Cedar Key vs Paper
Where Cedar Key belongs to Benjamin Moore's range, Paper is a Tikkurila color. These are both beige-greiges, so the question isn't which hue to choose — it's where within beige-greige to land. Paper (LRV 88) reflects noticeably more light than Cedar Key (LRV 61), a difference of 27 points that becomes especially apparent in rooms with limited natural light. With a ΔE of 13.8, the contrast is hard to miss. These aren't variations on a theme — they're two different answers to the same question. Below you'll find 1 real-room photo comparison where both colors appear side by side, plus 5 simulated room previews.
Cedar Key vs Paper in Real Spaces
1 real room side by side.
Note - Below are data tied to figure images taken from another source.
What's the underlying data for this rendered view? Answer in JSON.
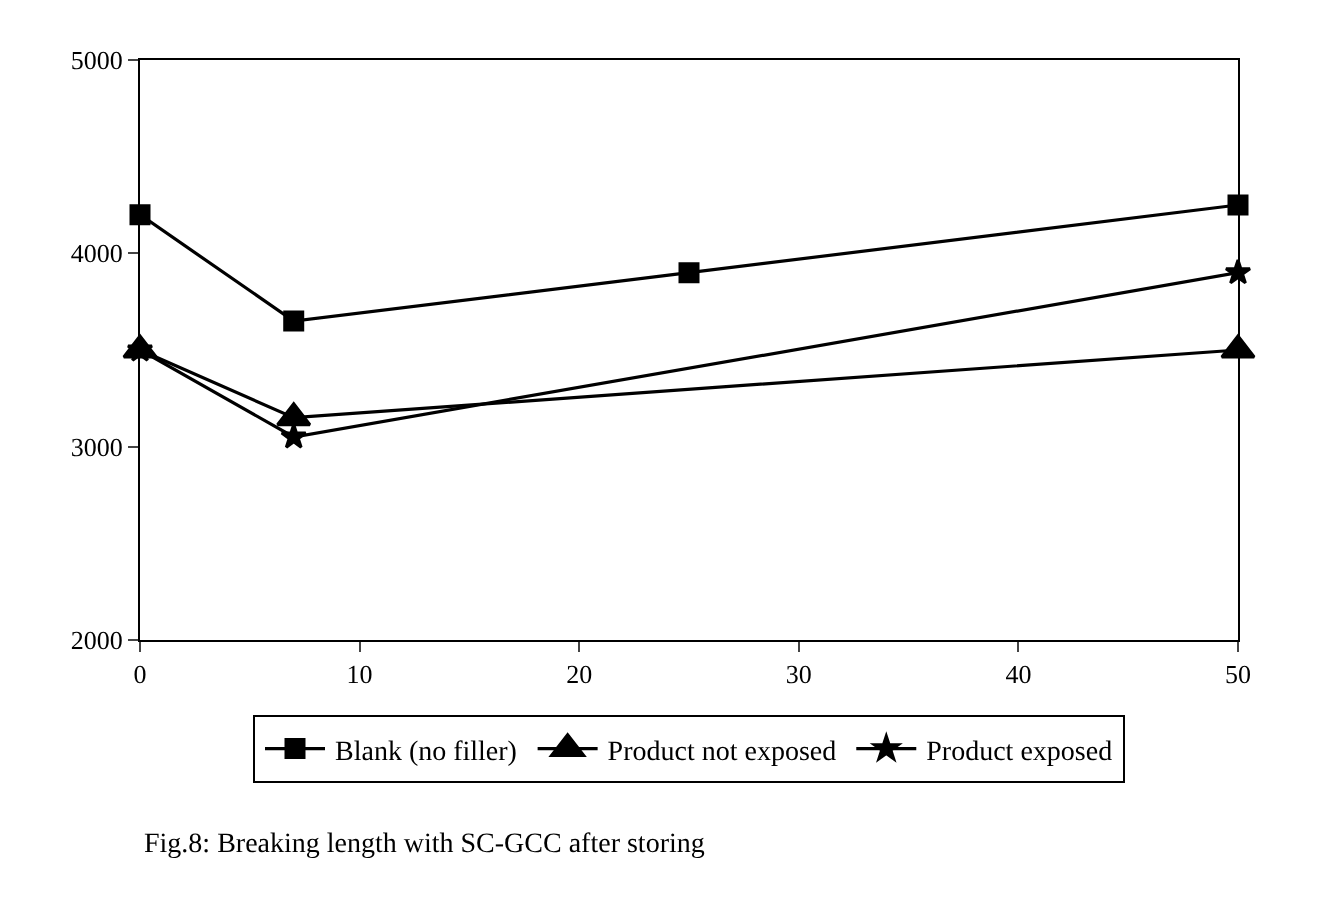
{
  "chart_data": {
    "type": "line",
    "annotations": [
      "Fig.8: Breaking length with SC-GCC after storing"
    ],
    "x": [
      0,
      7,
      25,
      50
    ],
    "series": [
      {
        "name": "Blank (no filler)",
        "color": "#000000",
        "marker": "square",
        "values": [
          4200,
          3650,
          3900,
          4250
        ]
      },
      {
        "name": "Product not exposed",
        "color": "#000000",
        "marker": "triangle",
        "values": [
          3500,
          3150,
          null,
          3500
        ]
      },
      {
        "name": "Product exposed",
        "color": "#000000",
        "marker": "star",
        "values": [
          3500,
          3050,
          null,
          3900
        ]
      }
    ],
    "xlim": [
      0,
      50
    ],
    "xticks": [
      0,
      10,
      20,
      30,
      40,
      50
    ],
    "ylim": [
      2000,
      5000
    ],
    "yticks": [
      2000,
      3000,
      4000,
      5000
    ],
    "grid": false,
    "legend": "bottom",
    "line_style": "solid"
  }
}
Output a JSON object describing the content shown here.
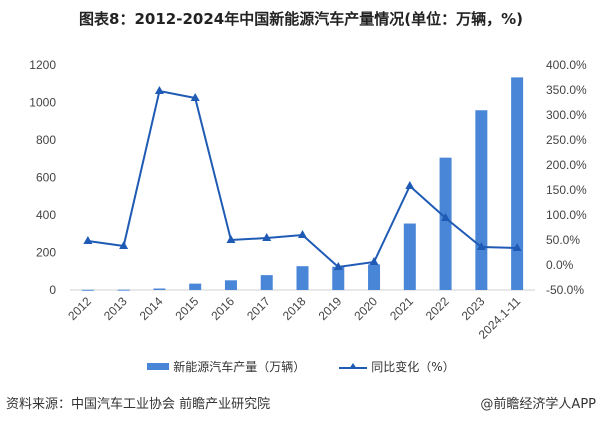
{
  "title": "图表8：2012-2024年中国新能源汽车产量情况(单位：万辆，%)",
  "source": "资料来源：中国汽车工业协会 前瞻产业研究院",
  "brand": "@前瞻经济学人APP",
  "colors": {
    "bar": "#4a86d8",
    "line": "#1f5bb4"
  },
  "legend": {
    "bar_label": "新能源汽车产量（万辆）",
    "line_label": "同比变化（%）"
  },
  "chart_data": {
    "type": "bar",
    "title": "图表8：2012-2024年中国新能源汽车产量情况(单位：万辆，%)",
    "categories": [
      "2012",
      "2013",
      "2014",
      "2015",
      "2016",
      "2017",
      "2018",
      "2019",
      "2020",
      "2021",
      "2022",
      "2023",
      "2024.1-11"
    ],
    "series": [
      {
        "name": "新能源汽车产量（万辆）",
        "type": "bar",
        "axis": "left",
        "values": [
          1.3,
          1.8,
          7.9,
          34.0,
          51.7,
          79.4,
          127.0,
          124.2,
          136.6,
          354.5,
          705.8,
          958.7,
          1134.0
        ]
      },
      {
        "name": "同比变化（%）",
        "type": "line",
        "axis": "right",
        "values": [
          48,
          38,
          348,
          334,
          50,
          54,
          60,
          -4,
          6,
          158,
          94,
          36,
          34
        ]
      }
    ],
    "left_axis": {
      "ticks": [
        "0",
        "200",
        "400",
        "600",
        "800",
        "1000",
        "1200"
      ],
      "range": [
        0,
        1200
      ]
    },
    "right_axis": {
      "ticks": [
        "-50.0%",
        "0.0%",
        "50.0%",
        "100.0%",
        "150.0%",
        "200.0%",
        "250.0%",
        "300.0%",
        "350.0%",
        "400.0%"
      ],
      "range": [
        -50,
        400
      ]
    },
    "xlabel": "",
    "ylabel": "",
    "legend_position": "bottom",
    "grid": false
  }
}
Seeing Cedar Key and Paper in actual rooms makes the difference concrete; browse the spaces below to get a feel for how each color lives on a wall.
Color Details
Cedar Key vs Paper Simulated Comparison
5 simulated room previews — drag the slider on each to see Cedar Key on one side and Paper on the other.
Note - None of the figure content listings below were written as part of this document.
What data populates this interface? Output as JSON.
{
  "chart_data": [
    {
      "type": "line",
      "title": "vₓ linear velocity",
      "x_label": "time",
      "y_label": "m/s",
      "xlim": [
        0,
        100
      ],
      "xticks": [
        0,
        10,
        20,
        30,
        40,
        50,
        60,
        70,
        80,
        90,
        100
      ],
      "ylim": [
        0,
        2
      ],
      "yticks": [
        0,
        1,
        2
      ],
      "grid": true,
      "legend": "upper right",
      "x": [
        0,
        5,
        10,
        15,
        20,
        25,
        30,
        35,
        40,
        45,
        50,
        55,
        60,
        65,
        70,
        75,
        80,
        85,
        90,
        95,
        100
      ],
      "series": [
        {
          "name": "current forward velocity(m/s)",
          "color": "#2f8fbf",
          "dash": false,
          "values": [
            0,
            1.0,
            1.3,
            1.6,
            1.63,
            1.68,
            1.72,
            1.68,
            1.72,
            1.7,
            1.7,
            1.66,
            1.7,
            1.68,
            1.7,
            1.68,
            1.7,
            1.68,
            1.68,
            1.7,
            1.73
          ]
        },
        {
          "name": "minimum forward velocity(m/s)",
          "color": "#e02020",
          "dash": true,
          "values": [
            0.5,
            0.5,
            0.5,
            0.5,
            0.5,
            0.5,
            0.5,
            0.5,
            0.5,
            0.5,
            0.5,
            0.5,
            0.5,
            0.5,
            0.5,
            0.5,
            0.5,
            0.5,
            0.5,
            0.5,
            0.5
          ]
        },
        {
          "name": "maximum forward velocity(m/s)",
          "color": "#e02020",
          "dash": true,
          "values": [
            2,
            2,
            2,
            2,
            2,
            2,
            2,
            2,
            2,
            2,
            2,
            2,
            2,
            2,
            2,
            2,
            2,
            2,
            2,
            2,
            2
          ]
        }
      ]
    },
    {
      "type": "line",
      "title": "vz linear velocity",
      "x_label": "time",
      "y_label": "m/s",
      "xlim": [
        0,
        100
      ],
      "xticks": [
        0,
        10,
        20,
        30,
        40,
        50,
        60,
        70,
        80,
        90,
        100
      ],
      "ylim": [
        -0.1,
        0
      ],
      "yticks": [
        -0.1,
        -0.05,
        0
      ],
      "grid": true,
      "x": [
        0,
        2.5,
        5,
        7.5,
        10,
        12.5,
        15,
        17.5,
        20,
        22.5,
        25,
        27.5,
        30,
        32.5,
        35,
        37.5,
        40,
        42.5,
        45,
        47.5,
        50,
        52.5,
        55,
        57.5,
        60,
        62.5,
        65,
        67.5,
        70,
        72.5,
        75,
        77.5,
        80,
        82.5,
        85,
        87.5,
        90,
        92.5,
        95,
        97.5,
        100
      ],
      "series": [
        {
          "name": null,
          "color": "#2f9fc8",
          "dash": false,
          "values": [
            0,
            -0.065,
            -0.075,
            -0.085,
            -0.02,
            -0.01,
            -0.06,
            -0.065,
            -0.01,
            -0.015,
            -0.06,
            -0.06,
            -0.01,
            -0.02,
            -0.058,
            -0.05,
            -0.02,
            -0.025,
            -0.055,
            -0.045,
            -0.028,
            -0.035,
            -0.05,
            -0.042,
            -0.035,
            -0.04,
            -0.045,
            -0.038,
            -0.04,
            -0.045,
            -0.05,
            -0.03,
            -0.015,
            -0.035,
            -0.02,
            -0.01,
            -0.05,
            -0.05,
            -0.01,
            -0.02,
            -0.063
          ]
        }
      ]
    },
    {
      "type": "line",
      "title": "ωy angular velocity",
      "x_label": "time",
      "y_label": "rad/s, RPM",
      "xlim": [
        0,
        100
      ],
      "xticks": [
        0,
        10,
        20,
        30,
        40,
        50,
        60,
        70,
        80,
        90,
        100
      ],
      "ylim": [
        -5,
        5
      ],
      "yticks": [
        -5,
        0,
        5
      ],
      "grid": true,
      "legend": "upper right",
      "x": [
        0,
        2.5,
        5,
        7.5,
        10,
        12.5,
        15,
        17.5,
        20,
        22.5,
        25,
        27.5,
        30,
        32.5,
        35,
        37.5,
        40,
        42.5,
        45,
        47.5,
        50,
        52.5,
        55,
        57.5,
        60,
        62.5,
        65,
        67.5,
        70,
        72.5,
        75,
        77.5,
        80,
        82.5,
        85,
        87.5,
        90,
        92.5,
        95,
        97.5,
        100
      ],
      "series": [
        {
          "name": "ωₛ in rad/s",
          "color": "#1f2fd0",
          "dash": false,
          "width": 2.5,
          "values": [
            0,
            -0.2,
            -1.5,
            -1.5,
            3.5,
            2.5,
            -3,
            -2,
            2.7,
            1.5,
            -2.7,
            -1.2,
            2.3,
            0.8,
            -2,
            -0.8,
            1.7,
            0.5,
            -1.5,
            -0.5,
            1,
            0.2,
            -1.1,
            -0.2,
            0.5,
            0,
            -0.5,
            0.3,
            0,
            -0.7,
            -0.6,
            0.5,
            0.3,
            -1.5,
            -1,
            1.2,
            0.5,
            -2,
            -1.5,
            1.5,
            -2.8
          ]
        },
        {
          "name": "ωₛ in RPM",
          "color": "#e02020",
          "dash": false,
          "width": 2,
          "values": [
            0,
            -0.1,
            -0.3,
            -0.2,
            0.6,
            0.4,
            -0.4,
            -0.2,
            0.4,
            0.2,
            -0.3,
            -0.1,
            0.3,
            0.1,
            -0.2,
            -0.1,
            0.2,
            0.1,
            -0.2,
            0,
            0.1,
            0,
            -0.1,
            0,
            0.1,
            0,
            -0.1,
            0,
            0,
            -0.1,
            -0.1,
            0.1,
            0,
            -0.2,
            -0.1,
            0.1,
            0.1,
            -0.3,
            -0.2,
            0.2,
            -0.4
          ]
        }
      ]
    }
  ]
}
Digital color is approximate. These simulations are generated from the manufacturer's hex values and overlaid on grayscale room photos — your screen's calibration, brightness, and viewing angle all affect how they render. Before committing to either color, test physical samples in your own space under the light you actually live with.
More Cedar Key comparisons
See how Cedar Key stacks up against other well-photographed colors across different brands and tones.